The American Cancer Society, the National Cancer Institute, the North American Association of Central Cancer Registries (NAACCR), the National Institute on Aging (NIA), and the Centers for Disease Control and Prevention, including the National Center for Health Statistics (NCHS) and the National Center for Chronic Disease Prevention and Health Promotion, collaborated to provide an annual update on cancer occurrence and trends in the United States. This year's report contained a special feature focusing on implications of age and aging on the U.S. cancer burden.

METHODS

For 1995 through 1999, age‐specific rates and age‐adjusted rates were calculated for the major cancers using incidence data from the Surveillance, Epidemiology, and End Results Program, the National Program of Cancer Registries, and the NAACCR, and mortality data from NCHS. Joinpoint analysis, a model of joined line segments, was used to examine 1973–1999 trends in incidence and death rates by age for the four most common cancers.
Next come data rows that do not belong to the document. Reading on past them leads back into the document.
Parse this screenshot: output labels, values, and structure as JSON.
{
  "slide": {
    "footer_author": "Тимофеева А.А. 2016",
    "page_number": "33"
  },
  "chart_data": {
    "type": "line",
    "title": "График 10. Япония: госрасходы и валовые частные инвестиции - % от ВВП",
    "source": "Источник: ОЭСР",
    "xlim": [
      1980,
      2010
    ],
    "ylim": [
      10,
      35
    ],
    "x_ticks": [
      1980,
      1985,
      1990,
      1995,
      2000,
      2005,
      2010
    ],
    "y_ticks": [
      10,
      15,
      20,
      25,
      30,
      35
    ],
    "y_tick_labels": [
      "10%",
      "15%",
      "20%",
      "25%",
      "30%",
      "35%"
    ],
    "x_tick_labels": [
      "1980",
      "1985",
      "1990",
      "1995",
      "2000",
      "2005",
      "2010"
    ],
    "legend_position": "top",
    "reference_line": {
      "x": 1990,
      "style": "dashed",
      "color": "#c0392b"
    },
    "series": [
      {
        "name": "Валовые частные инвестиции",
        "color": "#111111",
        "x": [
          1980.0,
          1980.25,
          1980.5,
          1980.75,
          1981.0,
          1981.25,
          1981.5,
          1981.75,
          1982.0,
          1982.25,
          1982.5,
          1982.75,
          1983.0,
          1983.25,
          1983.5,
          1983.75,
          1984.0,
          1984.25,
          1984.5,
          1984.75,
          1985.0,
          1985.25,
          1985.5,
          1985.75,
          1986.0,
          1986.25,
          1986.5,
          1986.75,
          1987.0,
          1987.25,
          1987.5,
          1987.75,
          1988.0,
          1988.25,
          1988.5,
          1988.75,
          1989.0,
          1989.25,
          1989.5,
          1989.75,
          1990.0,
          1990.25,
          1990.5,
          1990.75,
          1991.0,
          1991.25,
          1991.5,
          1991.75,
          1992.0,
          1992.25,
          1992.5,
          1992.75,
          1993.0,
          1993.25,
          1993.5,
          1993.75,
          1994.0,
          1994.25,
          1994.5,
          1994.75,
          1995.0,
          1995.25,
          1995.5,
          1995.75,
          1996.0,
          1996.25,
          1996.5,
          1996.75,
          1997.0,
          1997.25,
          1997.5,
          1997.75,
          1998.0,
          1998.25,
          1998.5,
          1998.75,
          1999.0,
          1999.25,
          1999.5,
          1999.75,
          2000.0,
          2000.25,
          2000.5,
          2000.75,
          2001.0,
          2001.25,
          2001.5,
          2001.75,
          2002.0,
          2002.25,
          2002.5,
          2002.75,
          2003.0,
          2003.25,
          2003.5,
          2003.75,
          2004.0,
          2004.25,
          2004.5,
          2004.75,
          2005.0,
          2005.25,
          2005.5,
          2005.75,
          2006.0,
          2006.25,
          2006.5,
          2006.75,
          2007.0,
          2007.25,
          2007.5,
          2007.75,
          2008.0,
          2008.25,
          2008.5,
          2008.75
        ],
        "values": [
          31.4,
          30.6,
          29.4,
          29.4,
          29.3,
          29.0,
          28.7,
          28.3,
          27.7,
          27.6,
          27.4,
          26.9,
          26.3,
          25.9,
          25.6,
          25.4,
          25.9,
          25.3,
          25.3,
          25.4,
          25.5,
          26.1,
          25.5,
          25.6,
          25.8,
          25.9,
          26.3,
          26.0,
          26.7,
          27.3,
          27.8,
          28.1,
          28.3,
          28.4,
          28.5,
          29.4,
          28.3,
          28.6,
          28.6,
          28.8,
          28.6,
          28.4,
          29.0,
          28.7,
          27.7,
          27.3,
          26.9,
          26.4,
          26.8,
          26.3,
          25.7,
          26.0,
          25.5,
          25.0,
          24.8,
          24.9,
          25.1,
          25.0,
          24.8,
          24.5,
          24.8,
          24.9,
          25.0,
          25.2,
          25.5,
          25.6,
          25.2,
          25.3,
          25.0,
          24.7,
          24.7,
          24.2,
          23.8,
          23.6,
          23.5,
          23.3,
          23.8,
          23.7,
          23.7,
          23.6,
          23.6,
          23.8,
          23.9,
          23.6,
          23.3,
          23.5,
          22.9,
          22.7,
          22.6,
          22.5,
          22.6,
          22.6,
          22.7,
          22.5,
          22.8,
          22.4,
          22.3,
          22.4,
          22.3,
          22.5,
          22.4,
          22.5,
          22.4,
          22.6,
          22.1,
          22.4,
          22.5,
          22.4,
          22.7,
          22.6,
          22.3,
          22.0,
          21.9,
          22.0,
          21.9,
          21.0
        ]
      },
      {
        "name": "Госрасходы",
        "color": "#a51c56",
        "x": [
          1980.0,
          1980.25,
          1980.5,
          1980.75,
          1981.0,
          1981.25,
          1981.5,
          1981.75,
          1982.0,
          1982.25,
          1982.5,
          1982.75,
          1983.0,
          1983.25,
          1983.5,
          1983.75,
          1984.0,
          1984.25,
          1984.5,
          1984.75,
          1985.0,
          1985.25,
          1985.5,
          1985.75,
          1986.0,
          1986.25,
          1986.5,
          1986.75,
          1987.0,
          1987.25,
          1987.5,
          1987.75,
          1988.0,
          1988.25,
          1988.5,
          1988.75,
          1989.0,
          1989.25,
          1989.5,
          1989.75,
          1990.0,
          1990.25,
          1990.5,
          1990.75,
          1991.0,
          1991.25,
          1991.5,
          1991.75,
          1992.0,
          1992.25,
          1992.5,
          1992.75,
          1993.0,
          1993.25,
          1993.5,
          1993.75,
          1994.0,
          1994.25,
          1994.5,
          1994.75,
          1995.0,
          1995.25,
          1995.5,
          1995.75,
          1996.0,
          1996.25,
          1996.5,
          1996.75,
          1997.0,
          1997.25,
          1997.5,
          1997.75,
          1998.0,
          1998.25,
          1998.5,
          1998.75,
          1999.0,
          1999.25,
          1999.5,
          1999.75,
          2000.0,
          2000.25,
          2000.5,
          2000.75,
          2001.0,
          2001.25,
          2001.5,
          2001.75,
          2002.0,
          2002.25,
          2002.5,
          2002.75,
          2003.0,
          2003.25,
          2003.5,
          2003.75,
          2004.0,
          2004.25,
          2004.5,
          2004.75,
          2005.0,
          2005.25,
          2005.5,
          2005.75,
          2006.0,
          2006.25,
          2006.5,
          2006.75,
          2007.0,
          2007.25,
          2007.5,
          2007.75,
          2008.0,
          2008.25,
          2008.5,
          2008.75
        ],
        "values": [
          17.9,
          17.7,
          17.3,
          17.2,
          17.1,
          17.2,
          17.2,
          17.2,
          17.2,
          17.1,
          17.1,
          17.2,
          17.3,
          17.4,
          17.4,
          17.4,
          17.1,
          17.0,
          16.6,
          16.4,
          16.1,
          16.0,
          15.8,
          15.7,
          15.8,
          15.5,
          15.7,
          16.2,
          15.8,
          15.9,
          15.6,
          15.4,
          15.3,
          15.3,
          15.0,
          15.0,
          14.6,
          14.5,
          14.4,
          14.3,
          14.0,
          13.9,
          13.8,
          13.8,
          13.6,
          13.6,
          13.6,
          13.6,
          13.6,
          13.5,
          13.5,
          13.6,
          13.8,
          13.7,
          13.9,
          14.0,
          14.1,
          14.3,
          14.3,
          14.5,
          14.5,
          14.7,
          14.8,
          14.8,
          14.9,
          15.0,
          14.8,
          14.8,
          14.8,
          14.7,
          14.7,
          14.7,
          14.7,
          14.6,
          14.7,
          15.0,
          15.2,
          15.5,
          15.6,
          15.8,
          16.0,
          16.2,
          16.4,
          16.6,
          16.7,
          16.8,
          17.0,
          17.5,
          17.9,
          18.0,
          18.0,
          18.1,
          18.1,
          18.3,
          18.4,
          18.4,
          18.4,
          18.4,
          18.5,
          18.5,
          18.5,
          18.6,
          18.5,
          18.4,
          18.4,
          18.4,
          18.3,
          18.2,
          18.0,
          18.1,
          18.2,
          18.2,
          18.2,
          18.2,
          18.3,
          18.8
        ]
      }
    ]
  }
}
Deaths were classified using the eighth, ninth, and tenth revisions of the International Classification of Diseases. Age‐adjusted incidence and death rates were standardized to the year 2000 population, which places more emphasis on older persons, in whom cancer rates are higher.

RESULTS

Across all ages, overall cancer death rates decreased in men and women from 1993 through 1999, while cancer incidence rates stabilized from 1995 through 1999. Age‐specific trends varied by site, sex, and race. For example, breast cancer incidence rates increased in women aged 50‐64 years, whereas breast cancer death rates decreased in each age group. However, a major determinant of the future cancer burden is the demographic phenomenon of the aging and increasing size of the U.S. population. The total number of cancer cases can be expected to double by 2050 if current incidence rates remain stable.

CONCLUSIONS

Despite the continuing decrease in cancer death rates and stabilization of cancer incidence rates, the overall growth and aging of the U.S. population can be expected to increase the burden of cancer in our nation. Cancer 2002;94:2766–92. © 2002 American Cancer Society.